Chances are your employees are using social media. They’re connecting with friends and brands on Facebook, networking with professional contacts on LinkedIn or following relevant Tweets, all from their computers at work or on their smartphones. How are you engaging with them via social media?
Today’s digital age is changing the way we communicate with our employees—instead of talking at them, we can talk with them. Shifting from one-way to open communication can strengthen internal relations and help break the departmental and geographical boundaries within a company.
What should we share?
Of course, not everything within a business should be up for public sharing and discussion. Obviously, information pertaining to benefits and retirement, private personnel matters, salary, and performance reviews should be communicated privately and securely with employees via corporate email, an intranet, private social network, internal blog or at a staff meeting.

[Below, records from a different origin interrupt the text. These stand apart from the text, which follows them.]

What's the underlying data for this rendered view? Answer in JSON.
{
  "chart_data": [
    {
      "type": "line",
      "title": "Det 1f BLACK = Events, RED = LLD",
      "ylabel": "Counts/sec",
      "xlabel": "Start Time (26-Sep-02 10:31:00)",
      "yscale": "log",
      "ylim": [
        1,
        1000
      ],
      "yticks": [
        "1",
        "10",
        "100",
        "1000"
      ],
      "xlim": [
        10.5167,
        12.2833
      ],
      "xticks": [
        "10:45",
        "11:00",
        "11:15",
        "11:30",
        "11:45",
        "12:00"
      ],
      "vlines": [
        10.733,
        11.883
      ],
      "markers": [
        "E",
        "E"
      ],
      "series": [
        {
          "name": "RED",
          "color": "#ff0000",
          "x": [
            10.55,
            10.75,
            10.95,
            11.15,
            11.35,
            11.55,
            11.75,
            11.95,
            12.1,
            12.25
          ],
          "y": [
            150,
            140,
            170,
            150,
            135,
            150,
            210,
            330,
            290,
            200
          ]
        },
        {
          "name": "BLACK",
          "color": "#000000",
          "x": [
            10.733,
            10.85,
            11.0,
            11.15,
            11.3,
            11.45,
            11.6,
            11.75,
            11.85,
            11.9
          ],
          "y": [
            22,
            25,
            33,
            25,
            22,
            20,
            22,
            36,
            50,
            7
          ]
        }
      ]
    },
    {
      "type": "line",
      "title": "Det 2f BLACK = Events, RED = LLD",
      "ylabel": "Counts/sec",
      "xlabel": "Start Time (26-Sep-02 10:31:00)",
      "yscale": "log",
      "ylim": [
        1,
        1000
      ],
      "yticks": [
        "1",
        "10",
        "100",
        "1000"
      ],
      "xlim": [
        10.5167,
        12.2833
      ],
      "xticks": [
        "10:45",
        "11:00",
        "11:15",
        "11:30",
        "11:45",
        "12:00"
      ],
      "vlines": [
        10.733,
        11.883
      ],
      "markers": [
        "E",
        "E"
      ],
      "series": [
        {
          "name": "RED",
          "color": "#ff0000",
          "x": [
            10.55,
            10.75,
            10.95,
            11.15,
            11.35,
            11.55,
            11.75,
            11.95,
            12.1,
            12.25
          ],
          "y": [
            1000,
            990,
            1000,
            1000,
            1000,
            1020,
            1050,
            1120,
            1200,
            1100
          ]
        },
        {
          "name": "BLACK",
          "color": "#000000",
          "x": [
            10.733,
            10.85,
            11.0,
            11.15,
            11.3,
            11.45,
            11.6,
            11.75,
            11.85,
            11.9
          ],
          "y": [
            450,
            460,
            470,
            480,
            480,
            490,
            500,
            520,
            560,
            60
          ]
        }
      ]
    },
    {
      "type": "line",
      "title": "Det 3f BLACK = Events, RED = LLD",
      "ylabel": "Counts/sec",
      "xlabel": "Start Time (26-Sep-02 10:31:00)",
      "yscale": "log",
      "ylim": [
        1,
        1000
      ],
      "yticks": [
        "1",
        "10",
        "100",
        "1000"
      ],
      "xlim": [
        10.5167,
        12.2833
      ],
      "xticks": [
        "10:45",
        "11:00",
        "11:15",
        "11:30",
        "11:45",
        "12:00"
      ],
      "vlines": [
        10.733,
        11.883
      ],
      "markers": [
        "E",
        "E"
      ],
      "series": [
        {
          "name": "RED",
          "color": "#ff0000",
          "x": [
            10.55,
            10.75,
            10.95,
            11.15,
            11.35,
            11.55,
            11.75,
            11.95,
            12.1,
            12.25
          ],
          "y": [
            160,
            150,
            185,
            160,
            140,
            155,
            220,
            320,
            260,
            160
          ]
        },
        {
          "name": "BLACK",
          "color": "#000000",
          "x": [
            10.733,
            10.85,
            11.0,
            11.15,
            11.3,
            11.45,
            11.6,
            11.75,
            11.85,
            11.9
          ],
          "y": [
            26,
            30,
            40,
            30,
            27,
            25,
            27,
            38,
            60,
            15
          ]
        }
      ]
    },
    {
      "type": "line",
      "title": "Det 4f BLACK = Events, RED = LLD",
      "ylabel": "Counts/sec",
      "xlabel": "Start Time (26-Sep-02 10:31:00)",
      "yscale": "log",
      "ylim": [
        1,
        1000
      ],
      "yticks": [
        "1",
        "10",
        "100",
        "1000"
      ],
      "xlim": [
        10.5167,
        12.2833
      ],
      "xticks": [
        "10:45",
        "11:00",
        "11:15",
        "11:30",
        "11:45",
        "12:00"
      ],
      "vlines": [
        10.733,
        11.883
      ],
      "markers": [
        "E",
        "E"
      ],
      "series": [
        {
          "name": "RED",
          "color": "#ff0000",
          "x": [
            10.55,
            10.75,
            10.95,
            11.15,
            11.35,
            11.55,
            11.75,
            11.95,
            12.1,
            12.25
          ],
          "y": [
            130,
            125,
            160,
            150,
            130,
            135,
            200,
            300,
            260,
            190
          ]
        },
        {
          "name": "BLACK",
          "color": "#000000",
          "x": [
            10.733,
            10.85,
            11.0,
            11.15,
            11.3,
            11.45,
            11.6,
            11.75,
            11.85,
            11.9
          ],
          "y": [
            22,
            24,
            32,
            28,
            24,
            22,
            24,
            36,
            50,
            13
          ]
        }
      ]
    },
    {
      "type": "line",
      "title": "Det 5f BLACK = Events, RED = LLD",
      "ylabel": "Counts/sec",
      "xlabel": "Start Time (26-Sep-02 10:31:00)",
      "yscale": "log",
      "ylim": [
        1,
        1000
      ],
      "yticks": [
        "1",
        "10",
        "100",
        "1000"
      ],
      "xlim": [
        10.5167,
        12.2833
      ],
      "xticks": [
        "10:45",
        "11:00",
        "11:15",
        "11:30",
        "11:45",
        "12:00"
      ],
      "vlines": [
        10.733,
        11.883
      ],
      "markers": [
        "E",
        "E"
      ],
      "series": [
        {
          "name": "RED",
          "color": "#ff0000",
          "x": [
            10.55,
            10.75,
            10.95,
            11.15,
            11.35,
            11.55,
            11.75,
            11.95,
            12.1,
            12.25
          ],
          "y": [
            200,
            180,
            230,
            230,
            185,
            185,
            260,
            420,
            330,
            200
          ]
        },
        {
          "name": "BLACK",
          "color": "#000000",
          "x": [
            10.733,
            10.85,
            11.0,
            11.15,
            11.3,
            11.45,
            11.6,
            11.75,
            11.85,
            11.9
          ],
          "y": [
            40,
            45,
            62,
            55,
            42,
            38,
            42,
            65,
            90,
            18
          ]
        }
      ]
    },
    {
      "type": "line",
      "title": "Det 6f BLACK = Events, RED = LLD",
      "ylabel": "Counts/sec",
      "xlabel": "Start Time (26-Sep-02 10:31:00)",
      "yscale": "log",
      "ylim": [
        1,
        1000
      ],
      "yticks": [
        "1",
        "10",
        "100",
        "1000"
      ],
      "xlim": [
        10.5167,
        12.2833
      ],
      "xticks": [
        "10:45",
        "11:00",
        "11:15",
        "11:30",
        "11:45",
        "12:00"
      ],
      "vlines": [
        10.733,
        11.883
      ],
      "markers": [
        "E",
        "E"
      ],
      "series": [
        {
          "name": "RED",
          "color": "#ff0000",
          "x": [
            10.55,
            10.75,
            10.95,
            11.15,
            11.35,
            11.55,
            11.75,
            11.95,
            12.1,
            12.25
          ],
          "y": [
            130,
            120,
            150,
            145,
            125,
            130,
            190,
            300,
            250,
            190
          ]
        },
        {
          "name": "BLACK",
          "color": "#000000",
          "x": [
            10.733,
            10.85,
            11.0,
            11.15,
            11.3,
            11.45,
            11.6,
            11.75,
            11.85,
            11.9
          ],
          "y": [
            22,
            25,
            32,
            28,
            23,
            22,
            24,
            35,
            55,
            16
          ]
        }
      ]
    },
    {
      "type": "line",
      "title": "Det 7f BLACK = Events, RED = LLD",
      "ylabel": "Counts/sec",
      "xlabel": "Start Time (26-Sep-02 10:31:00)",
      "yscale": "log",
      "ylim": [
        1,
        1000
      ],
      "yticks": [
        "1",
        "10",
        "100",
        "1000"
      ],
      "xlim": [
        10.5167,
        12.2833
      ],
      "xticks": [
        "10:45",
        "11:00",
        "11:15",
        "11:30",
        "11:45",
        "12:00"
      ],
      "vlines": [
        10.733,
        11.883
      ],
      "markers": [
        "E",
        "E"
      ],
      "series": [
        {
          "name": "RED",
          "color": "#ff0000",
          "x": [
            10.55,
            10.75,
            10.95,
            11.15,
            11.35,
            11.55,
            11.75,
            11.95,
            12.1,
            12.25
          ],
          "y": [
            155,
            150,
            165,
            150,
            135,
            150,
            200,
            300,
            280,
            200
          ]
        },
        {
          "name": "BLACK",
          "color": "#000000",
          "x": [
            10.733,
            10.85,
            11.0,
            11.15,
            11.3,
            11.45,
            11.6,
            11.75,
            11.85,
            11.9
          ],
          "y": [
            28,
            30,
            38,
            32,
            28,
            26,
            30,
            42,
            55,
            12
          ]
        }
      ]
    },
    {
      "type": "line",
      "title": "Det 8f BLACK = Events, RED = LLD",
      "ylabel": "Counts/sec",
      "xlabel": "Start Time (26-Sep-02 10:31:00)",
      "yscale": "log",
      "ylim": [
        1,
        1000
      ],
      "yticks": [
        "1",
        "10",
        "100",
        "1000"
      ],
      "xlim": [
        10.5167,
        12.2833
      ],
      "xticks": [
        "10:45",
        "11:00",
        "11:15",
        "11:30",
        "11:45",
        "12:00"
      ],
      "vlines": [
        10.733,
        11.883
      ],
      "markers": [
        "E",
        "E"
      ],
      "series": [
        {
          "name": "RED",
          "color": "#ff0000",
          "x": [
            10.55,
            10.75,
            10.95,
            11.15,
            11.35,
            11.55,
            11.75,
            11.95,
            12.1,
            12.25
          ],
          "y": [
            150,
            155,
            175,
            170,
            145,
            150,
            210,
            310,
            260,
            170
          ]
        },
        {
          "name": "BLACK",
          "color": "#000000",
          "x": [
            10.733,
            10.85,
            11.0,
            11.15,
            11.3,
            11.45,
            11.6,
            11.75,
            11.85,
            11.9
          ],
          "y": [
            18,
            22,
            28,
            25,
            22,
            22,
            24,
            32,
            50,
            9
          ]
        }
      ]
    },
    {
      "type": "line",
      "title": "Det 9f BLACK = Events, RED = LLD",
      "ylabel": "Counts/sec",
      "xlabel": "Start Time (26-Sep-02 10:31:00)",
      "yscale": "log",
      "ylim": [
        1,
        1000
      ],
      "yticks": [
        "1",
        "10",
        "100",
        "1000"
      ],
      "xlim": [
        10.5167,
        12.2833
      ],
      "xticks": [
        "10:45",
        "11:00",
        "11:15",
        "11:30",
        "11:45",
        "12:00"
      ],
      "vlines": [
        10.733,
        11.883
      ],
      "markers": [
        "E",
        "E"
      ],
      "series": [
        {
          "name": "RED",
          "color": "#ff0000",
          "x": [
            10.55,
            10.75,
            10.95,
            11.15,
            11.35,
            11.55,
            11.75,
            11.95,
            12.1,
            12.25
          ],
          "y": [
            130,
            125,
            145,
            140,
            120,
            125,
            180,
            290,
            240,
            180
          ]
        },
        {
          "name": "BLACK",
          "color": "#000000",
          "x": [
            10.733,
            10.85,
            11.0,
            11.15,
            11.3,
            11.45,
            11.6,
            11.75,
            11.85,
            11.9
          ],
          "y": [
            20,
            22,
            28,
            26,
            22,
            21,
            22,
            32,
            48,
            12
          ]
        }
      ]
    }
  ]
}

But there are numerous other ways to use social media in order to connect and share with your current and prospective employees:
- Announce company news by linking to a news release on your website
- Welcome a new hire or congratulate someone on a promotion
- Link to a news article about your company
- Post photos and videos
- Highlight your community involvement
- Recognize individuals or teams of employees for their work
- Share industry news and ask employees to share their opinions
- Acknowledge customers or share business success stories
- Encourage health and wellness
For starters, using social media for employee communications can help:
- Promote community. Providing a forum for employees to interact and share with each other can help build a sense of camaraderie and community, encourage collaboration and idea-sharing, and put people at all levels in all departments on a level playing field.
- Show off your company culture. Talk about why your company is a great place to work and how that leads to good business and partnerships. Show how you work hard and play hard.
- Attract new talent. A social media site can show a softer, more human side to a company than a corporate website can.
- Transparency. On a public social networking site, there is no hiding. This isn’t necessarily a bad thing because you are engaging as a brand/company with real people, in real time and have the opportunity to show your company’s personality and culture.
How do we patrol?
Before you start engaging, you should make an effort to define guidelines on how employees interact. A policy shouldn’t be to control or inhibit employees, but rather to offer them suggestions on how to responsibly engage in social media in order to help them protect themselves and the company. Give your employees thoughtful reasons about why they have a stake in a company and may want to participate in protecting its good name and reputation.
In a social media policy, you should outline what can and cannot be shared publicly by employees. Think about how we talk with people. We talk differently to close friends and peers than to people we do business with, and there are probably certain things (and ways we present them) we would just never show or say to a customer or coworkers.
Most social media activities are public, so if employees wouldn’t say something in a public place, then they shouldn’t write or post it online. Think of social media as a room with an open door that anyone could enter at any time. Even if you think it is private now, it’s online, a place where everything can end up public.
That’s why it is so important to help guide your employees as they engage in social media—either as an employee or as an individual. A policy can give an overview of your corporate social engagement philosophy, what your company views as responsible engagement, offer suggestions on what you should or shouldn’t post, and alert them to copyright and fair use regulations.
The ability to instantly share and connect is what makes social media so powerful; it’s also what makes it so (potentially) explosive. Have a policy in place to harness the power of social media to improve employee communications and morale.